11 February 2019 - 17:46 By Nomahlubi Jordaan
Eskom has announced plans for stage 4 load-shedding this week.
Eskom has announced plans for stage 4 load-shedding this week.
Image: 123RF/rasslava

Power utility Eskom on Monday announced stage 4 load-shedding due to "continued pressure" on the national grid - and this is how it will affect you.

Stage 4 load-shedding, according to Eskom, calls for 4,000MW to be rotationally shed nationally. In practical terms, this means you're going to lose your electricity for twice as long as you would under stage 2, where 2,000MW must be shed.

According to Eskom’s Schedule Interpretation website, stage 4 load-shedding means customers have their electricity switched off 12 times over a four-day period. This is "double the frequency" of shedding than in stage 2, where customers lose electricity six times in four days. Comparatively, under stage 1, customers have their power cut three times over four days.

In each stage, the load-shedding lasts two hours at a time - although some users are affected less frequently over a four-hour period.

Eskom also warned that the load-shedding time periods could be 30 minutes longer. This is to ensure the power system isn’t damaged when electricity is switched on or off.

"Most customers (those in two-hour blocks) may therefore be without electricity for up to 2.5 hours at a time, while customers in four-hour blocks may be without electricity for up to 4.5 hours at a time.
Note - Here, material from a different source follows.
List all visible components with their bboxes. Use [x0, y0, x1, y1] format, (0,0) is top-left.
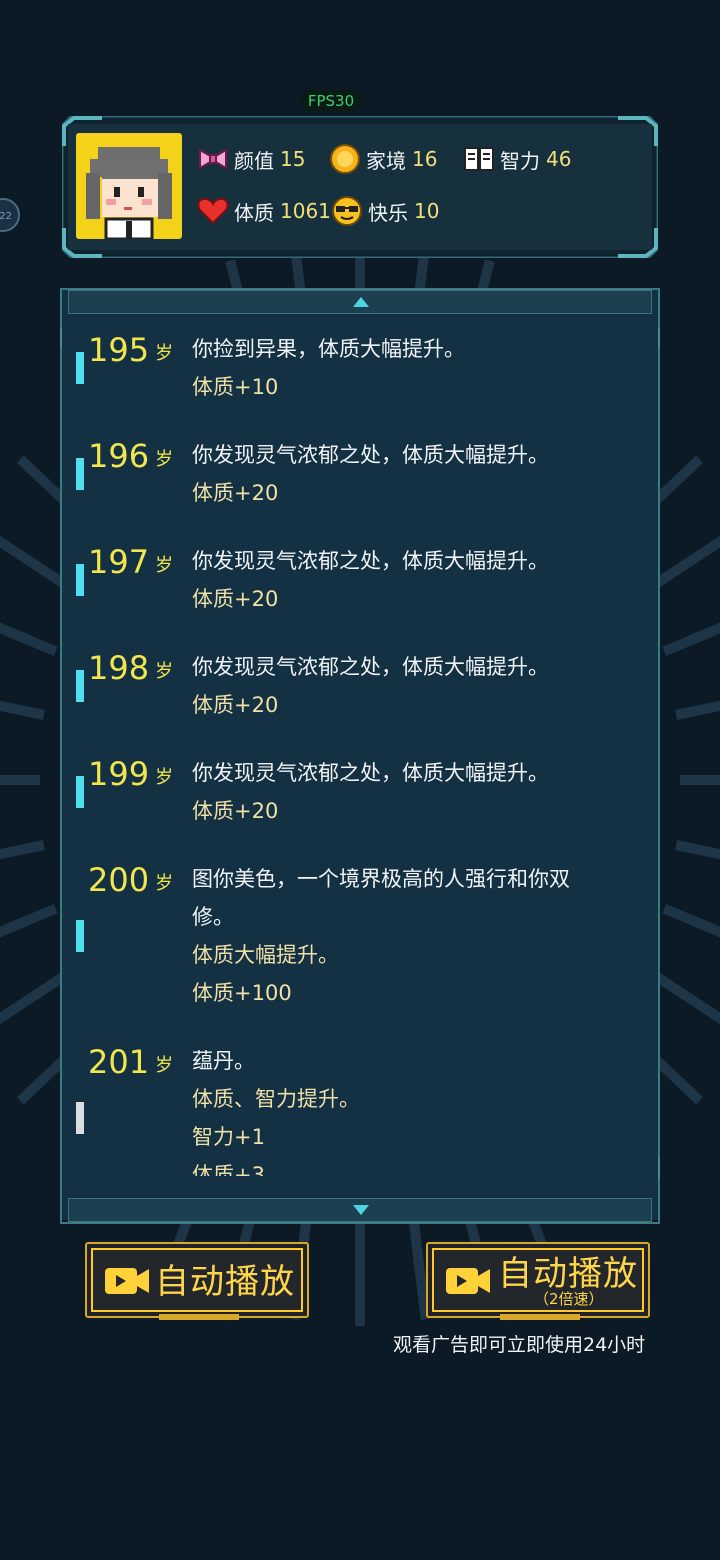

"Eskom will begin load-shedding customers at the start of the period (for example, from 6am) and will have all scheduled customers switched off within the first half hour (that is, by 6.30am).

"At the end of the period, after the two/four hours (that is, by 8am or 10am as applicable), Eskom will start returning power to customers and should have them all back within half an hour (that is, by 8.30am or 10.30am)," said the power utility.

EE Publishers' investigative editor and managing director Chris Yelland said stage 4 was implemented to balance supply and demand.

"To make it less inconvenient, they don’t switch everybody off. They switch off areas on a rotational basis," said Yelland. "It’s happening because supply is not adequate to meet demand."

Yelland added that stage 4 affected more people than the lower stages. "The higher the stage, the more people are affected," he said.

"The impact of load-shedding is obviously the inconvenience for the customers and the economic impact on business."